One of the oldest trade-marks in existence. Used for generations as a trade-mark of Johann Maria Farina toilet preparations.

It would be unfair to give an exclusive right to use any particular color to an individual, consequently a color is not a valid trade-mark.

A seed-grower, selling his product in bags, applied for registration of a red bag as a trade-mark, but registration was refused.

A fountain pen manufacturer was refused registration for a trade-mark for fountain pens, consisting of a red feed bar contrasted with a black reservoir of hard rubber. The applicant stated that the feed bar was colored red in the manufacturing process, and that it was composed of rubber made by a special formula. The Court of Appeals held that registration of this device would give the applicant a virtual monopoly of this feature.

The Underwood Typewriter Co. applied for registration of the face-plate of their machine as a trade-mark. It is a principle of the trade-mark law that a part of a machine, or the form of an article, cannot be a valid trade-mark. Reporting this case, the Bulletin of the United States Trade-mark Association for January, 1908, says:

"The applicant, in the instance under adjudication, sought to avoid this principle of law, by contending that the case did not fall within that doctrine, for the reason that the plate which he sought to register was not really a part of the machine, since it could be removed without changing the shape of the machine, or interfering with its operation, or altering its structure. It was held, however, that while the plate performed none of the mechanical functions of the machine it was nevertheless a part of the machine as actually constructed, and was as essential as the frame itself to the production of a commercial article. It was necessary to give a finished appearance to the machine, which would not be salable without it. To recognize the applicant's right to a trade-mark in that feature of the machine, would enable the applicant to prevent the manufacture of its machines as constructed to-day, after all the patents covering it had expired, since no salable machine could be produced without infringing the trade-mark."
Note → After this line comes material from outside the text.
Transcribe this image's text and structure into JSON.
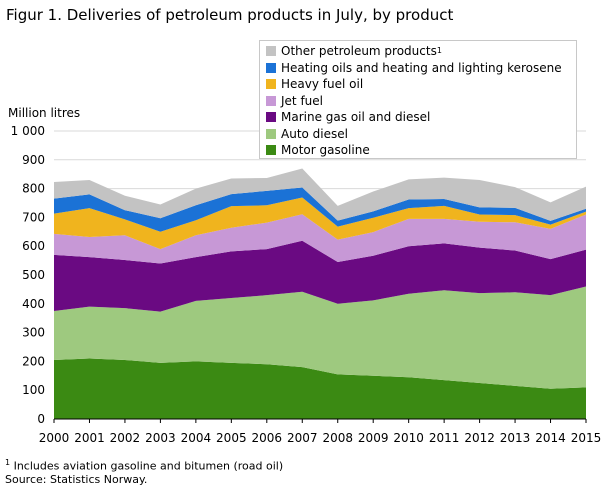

Trade-Marks Are Not Registrable if against Public Policy

The common good takes precedence of the rights of individuals. This is a principle of equity which has run through the fabric of Anglo-Saxon law for a thousand years. We find it developed into diverse and widely separated forms. On one hand, it appears as the right of eminent domain; in another form we find it appearing in a law prohibiting the use of the national flag for advertising purposes.

This principle is observed by the Patent Office and the courts in dealing with questions relating to trade-marks.

A trade-mark, otherwise registrable, and consisting of a device or wording not prohibited by the statute, may be refused registration if opposed to public policy.